Bernard Alfred Nitzsche (April 22, 1937 – August 25, 2000), known professionally as Jack Nitzsche, was an American musician, arranger, songwriter, composer and record producer. He first came to prominence in the late 1950s as the right-hand-man of producer Phil Spector and went on to work with the Rolling Stones and Neil Young, among others. He also worked extensively in film scores, notably for films such as Performance, The Exorcist and One Flew Over the Cuckoo’s Nest. In 1983, he won the Academy Award for Best Original Song for co-writing “Up Where We Belong“.

Born in Chicago, Illinois, United States, and raised on a farm in Newaygo, Michigan, Nitzsche moved to Los Angeles in 1955 with ambitions of becoming a jazz saxophonist. He was hired by Sonny Bono, who was at the time an A&R (artists and repertory) executive at Specialty Records, as a music copyist. While there Nitzshe wrote a novelty hit called Bongo Bongo Bongo Nitsche wrote with Bono the song “Needles and Pins” for Jackie DeShannon, later recorded by the SearchersHis instrumental composition “The Lonely Surfer”, entered Cash Box on August 3, 1963 and reached No. 37.

He became arranger and conductor for producer Phil Spector, and orchestrated the Wall of Sound for the song “River Deep, Mountain High” by Ike and Tina Turner. Nitzsche worked with Earl Palmer, Leon Russell, Roy Caton, Glen Campbell, Carol Kaye and Hal Blaine in The Wrecking Crew, the backing band for many pop acts such as the Beach Boys and the Monkees. Nitzsche arranged the title song of Doris Day‘s Move Over, Darling that was a successful single on the pop charts of the time.
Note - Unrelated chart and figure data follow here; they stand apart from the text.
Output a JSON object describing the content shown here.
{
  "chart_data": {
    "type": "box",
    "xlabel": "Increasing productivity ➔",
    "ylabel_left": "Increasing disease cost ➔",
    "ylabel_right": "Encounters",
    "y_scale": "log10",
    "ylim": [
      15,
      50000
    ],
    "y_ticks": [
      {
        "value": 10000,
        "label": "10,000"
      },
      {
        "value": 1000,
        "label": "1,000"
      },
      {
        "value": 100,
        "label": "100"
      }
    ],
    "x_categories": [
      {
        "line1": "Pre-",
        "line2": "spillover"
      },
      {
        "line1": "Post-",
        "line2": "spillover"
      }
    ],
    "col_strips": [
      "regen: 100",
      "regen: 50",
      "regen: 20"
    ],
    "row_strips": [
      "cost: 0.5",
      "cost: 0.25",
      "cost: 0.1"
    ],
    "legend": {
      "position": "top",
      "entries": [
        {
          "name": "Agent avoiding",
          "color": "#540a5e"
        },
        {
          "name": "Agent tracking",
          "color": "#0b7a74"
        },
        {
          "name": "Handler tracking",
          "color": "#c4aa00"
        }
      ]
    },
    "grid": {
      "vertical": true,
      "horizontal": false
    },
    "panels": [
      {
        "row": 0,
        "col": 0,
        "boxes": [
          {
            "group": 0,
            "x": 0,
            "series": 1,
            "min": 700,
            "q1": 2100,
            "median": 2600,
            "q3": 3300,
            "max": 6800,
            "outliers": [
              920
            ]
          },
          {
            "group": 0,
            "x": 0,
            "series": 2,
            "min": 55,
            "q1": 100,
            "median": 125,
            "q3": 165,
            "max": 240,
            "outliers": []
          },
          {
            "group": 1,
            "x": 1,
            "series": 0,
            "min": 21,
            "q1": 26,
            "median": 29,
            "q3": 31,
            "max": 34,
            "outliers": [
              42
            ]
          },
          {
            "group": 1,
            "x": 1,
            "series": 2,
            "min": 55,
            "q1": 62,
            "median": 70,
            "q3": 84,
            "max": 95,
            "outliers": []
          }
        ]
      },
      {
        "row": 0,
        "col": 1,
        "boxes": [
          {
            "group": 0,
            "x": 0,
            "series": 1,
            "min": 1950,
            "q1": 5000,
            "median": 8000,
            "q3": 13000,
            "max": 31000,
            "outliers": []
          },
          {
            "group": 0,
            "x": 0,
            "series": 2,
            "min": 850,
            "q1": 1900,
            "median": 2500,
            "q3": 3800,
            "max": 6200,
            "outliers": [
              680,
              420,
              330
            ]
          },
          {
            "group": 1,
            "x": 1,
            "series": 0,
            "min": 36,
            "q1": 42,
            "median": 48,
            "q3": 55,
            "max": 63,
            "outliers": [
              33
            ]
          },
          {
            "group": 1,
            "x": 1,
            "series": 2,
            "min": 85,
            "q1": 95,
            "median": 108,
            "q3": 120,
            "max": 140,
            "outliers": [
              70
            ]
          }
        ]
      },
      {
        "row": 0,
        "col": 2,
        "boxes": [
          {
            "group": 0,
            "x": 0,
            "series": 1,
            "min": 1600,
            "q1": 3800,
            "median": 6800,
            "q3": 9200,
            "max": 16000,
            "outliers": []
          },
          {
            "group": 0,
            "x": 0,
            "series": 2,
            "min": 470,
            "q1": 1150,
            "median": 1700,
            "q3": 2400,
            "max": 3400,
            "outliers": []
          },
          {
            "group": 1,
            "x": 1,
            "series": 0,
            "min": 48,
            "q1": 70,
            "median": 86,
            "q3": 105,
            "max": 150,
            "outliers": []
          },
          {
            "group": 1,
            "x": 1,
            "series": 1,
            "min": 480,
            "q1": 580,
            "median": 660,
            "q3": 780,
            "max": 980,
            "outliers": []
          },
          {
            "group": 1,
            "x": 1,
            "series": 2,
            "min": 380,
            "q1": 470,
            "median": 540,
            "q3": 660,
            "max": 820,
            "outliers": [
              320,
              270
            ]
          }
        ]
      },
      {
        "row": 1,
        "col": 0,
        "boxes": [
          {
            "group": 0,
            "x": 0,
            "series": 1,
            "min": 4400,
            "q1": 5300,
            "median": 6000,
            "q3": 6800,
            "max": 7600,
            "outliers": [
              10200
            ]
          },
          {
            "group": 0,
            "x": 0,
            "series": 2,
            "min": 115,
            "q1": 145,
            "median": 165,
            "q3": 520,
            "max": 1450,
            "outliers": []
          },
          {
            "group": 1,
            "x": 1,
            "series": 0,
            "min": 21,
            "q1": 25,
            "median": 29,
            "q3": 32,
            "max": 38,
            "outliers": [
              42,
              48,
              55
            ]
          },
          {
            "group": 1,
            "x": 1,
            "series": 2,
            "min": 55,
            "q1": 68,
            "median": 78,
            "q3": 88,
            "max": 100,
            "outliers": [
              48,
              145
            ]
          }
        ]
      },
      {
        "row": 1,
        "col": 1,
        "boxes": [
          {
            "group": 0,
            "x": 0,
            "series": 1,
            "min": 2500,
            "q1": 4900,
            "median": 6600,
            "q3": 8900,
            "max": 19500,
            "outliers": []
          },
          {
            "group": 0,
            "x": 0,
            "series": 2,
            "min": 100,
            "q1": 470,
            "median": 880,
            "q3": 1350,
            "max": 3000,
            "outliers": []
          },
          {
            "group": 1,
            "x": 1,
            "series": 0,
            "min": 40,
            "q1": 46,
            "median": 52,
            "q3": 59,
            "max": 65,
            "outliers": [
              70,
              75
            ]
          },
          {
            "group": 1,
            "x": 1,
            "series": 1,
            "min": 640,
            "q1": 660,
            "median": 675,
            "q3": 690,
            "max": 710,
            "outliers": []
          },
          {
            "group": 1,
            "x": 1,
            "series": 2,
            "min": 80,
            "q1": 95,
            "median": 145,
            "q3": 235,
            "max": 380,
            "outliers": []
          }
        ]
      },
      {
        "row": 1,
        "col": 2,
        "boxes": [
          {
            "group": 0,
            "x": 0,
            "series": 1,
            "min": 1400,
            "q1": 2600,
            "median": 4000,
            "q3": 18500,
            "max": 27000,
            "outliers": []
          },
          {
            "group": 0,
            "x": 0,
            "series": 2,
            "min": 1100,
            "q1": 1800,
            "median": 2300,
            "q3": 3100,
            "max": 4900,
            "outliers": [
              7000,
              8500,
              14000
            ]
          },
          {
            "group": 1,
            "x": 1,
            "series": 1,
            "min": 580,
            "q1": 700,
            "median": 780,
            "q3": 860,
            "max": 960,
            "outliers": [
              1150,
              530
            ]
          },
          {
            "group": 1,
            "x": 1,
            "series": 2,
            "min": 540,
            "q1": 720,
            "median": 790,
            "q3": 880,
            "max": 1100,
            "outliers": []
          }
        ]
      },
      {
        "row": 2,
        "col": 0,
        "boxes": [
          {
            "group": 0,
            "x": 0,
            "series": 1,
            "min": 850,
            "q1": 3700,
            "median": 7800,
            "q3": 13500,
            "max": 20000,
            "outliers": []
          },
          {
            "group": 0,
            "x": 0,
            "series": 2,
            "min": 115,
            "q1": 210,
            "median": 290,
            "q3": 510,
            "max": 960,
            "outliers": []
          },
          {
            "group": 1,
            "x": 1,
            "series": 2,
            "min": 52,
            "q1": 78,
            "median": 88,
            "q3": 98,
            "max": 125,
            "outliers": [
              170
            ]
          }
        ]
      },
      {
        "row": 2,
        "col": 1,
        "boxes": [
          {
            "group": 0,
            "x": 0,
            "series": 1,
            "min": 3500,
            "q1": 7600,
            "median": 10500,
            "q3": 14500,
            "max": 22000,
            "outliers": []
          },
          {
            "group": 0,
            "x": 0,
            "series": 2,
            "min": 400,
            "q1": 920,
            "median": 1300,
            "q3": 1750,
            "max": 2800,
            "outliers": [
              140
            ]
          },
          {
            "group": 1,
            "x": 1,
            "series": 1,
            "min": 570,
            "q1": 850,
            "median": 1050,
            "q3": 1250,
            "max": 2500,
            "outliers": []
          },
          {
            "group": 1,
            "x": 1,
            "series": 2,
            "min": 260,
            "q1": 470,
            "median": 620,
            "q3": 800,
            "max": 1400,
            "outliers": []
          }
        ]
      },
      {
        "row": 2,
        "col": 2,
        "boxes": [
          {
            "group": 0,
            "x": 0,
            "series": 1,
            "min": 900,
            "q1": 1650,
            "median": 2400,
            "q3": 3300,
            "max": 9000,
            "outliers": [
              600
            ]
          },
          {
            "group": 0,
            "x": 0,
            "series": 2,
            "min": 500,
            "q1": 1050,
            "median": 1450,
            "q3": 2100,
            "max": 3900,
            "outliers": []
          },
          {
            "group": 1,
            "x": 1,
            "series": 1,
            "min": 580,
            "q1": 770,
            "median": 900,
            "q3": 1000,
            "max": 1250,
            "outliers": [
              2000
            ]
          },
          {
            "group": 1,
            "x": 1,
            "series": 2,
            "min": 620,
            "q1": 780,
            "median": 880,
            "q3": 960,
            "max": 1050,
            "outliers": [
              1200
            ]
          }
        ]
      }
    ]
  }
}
While organizing the music for the T.A.M.I. Show television special in 1964, he met the Rolling Stones and went on to play keyboards on their albums The Rolling Stones, Now! (The Rolling Stones No. 2 in the UK), Out of Our Heads, Aftermath and Between the Buttons as well as on their hit singles “Paint It, Black” and “Let’s Spend the Night Together“; he also wrote the choral arrangements for “You Can’t Always Get What You Want“. In 1968 he introduced the band to slide guitarist Ry Cooder, a seminal influence on the band’s 1969–1973 style.